Isenhart
antwortete Isenhart und hielt ihm den Büschel roter Haare entgegen.
»Rote Haare«, konstatierte Günther von der Braake, »und weiter?«
»Die Wirtstochter hielt sie in ihrer Hand umklammert. Sie wird sich gewehrt haben.«
»Also hat der Mörder rote Haare«, schloss Henning.
Kurz zog, einem angenehmen Geruch gleich, Stille durch den Stall.
»Da war einer«, brach Haintz das Schweigen mit aufgeregter Stimme, »ein Gast mit roten Haaren.«
Sein Sohn nickte: »Er ist sehr früh abgereist.«
Er deutete an das Ende des Stalls: »Dort stand sein Pferd.«
Während Günther von der Braake und Konrad diese Stelle in Augenschein nahmen, sahen Isenhart und Henning dazu keinerlei Veranlassung, wie sie beide mit einem Seitenblick feststellten. Eine leere Stelle war eben eine leere Stelle.
»Wohin wollte er reisen?«, richtete Isenhart exakt die Frage an die Wirtsleute, die auch Henning auf der Zunge gelegen hatte.
»Über den Rhein und dann hinunter nach Regensburg«, antwortete Kuntz.
Eine Anspannung ergriff sie alle. Isenhart, der neben Henning stand, nahm wahr, wie der Sohn des Medicus sich ein wenig versteifte.
»Wann ist er von hier verschwunden?«, fragte Henning.
»Gegen fünf, würde ich sagen«, antwortete Kuntz.
»Dann hat er sieben Stunden Vorsprung«, stellte Konrad fest, »wenn er sich beeilt hat, kann er schon Bruchsal hinter sich gelassen haben.«
Niemand widersprach.
»Hat er die Zeche geprellt?«, wollte Isenhart wissen.
Kuntz schüttelte den Kopf. Sein Vater kramte zwei Kupferpfennige hervor, aber bis auf Isenhart nahm sie keiner näher in Augenschein. Er streckte die Hand nach ihnen aus, aber Haintz schloss dieFinger und zog seine Hand wieder zurück. Empörung lag in seinem Blick.
»Ich glaube«, mischte Henning von der Braake sich ein, »der Wachmann Isenhart wollte sie nur ansehen.«
Haintz blinzelte kurz, dann siegte die Verlegenheit und er errötete. Anschließend reichte er Isenhart die Pfennige, der einen von ihnen ins Licht hielt.
»Worms«, stellte er fest, »der Mörder war in Worms.«
Henning runzelte die Stirn. »Woher wollt Ihr das wissen?«
Isenhart trat an ihn heran und reichte ihm den Pfennig. »Worms hat das kaiserliche Recht zur Münzprägung«, er deutete auf den Pfennig, »der Bischofsstab. Nur die Münzpräge zu Worms kennzeichnet ihre Münzen damit.«
Henning senkte die Hand, sein Blick traf den Isenharts. Ein Mensch mit einem derartigen Assoziationsvermögen war ihm bis dahin noch nicht begegnet, obwohl er in vielen, einsamen Stunden diesbezüglich etliche Gebete zum Herrgott gesandt hatte.

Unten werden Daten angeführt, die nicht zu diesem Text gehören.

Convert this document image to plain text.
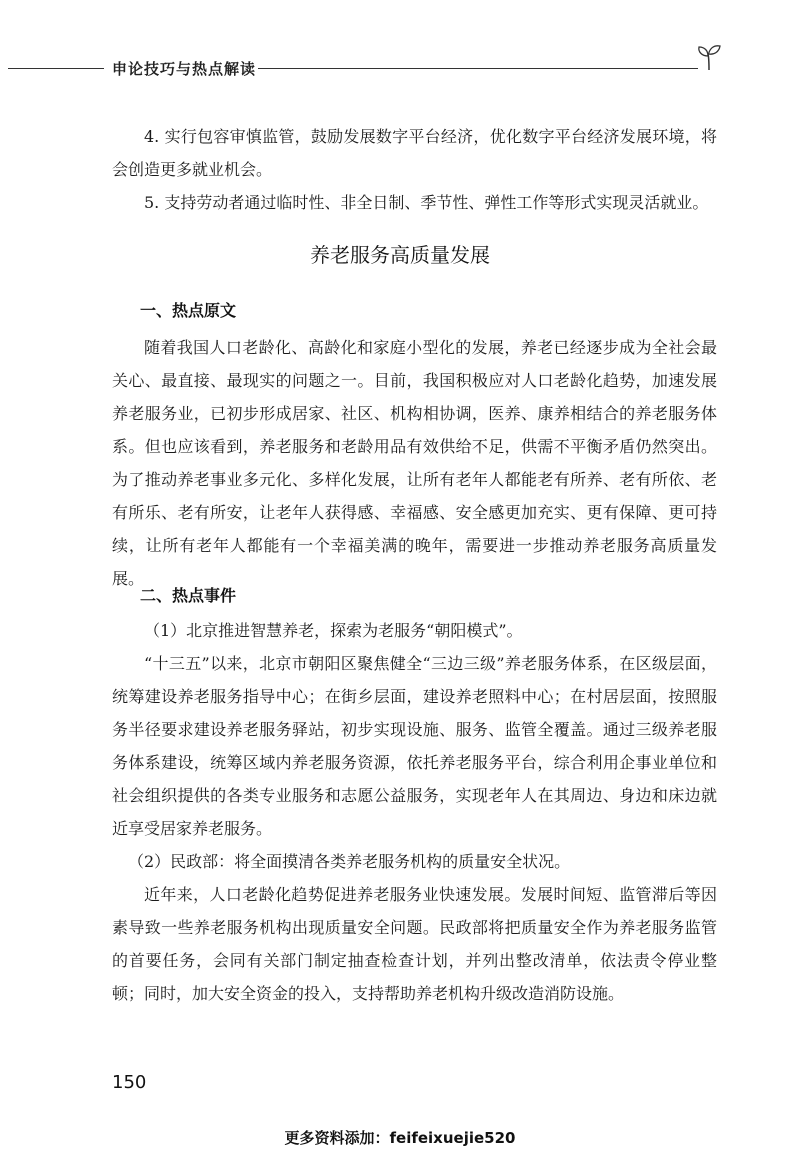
申论技巧与热点解读

4. 实行包容审慎监管，鼓励发展数字平台经济，优化数字平台经济发展环境，将会创造更多就业机会。

5. 支持劳动者通过临时性、非全日制、季节性、弹性工作等形式实现灵活就业。

养老服务高质量发展
一、热点原文

随着我国人口老龄化、高龄化和家庭小型化的发展，养老已经逐步成为全社会最关心、最直接、最现实的问题之一。目前，我国积极应对人口老龄化趋势，加速发展养老服务业，已初步形成居家、社区、机构相协调，医养、康养相结合的养老服务体系。但也应该看到，养老服务和老龄用品有效供给不足，供需不平衡矛盾仍然突出。为了推动养老事业多元化、多样化发展，让所有老年人都能老有所养、老有所依、老有所乐、老有所安，让老年人获得感、幸福感、安全感更加充实、更有保障、更可持续，让所有老年人都能有一个幸福美满的晚年，需要进一步推动养老服务高质量发展。

二、热点事件

（1）北京推进智慧养老，探索为老服务“朝阳模式”。

“十三五”以来，北京市朝阳区聚焦健全“三边三级”养老服务体系，在区级层面，统筹建设养老服务指导中心；在街乡层面，建设养老照料中心；在村居层面，按照服务半径要求建设养老服务驿站，初步实现设施、服务、监管全覆盖。通过三级养老服务体系建设，统筹区域内养老服务资源，依托养老服务平台，综合利用企事业单位和社会组织提供的各类专业服务和志愿公益服务，实现老年人在其周边、身边和床边就近享受居家养老服务。

（2）民政部：将全面摸清各类养老服务机构的质量安全状况。

近年来，人口老龄化趋势促进养老服务业快速发展。发展时间短、监管滞后等因素导致一些养老服务机构出现质量安全问题。民政部将把质量安全作为养老服务监管的首要任务，会同有关部门制定抽查检查计划，并列出整改清单，依法责令停业整顿；同时，加大安全资金的投入，支持帮助养老机构升级改造消防设施。

150
更多资料添加：feifeixuejie520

»Er kann die Pfennige für einen Handel in der Hammaburg erhalten haben, von einem Franken, der die Münzen zum Tausch von einem Iberer bekommen hat«, wandte Günther von der Braake ein.
Henning war gespannt auf die Antwort des Wachmannes.
»Möglich«, antwortete der, »aber nicht wahrscheinlich.«
»Einen Namen hatte dieser Gast nicht?«, fragte Henning den Wirt.
»Aberak von Annweiler«, antwortete Haintz, aber niemandem war dieser Name geläufig.
»Hat er ein Wort darüber verloren, was seine Profession ist?«, fragte Günther von der Braake.
»Nein, aber er wollte in Regensburg Seide kaufen.«
Keiner der Anwesenden stutzte wegen dieses Ansinnens. Obwohl eine Route der Seidenstraße, von China ausgehend, nach gut 800 Meilen in Konstantinopel am Goldenen Horn endete, war es für einen Händler durchaus möglich, die kostbaren Seidenfasern in der bayerischen Hauptstadt zu erwerben.
»Also ist er Händler oder Weber«, schloss Henning von der Braake.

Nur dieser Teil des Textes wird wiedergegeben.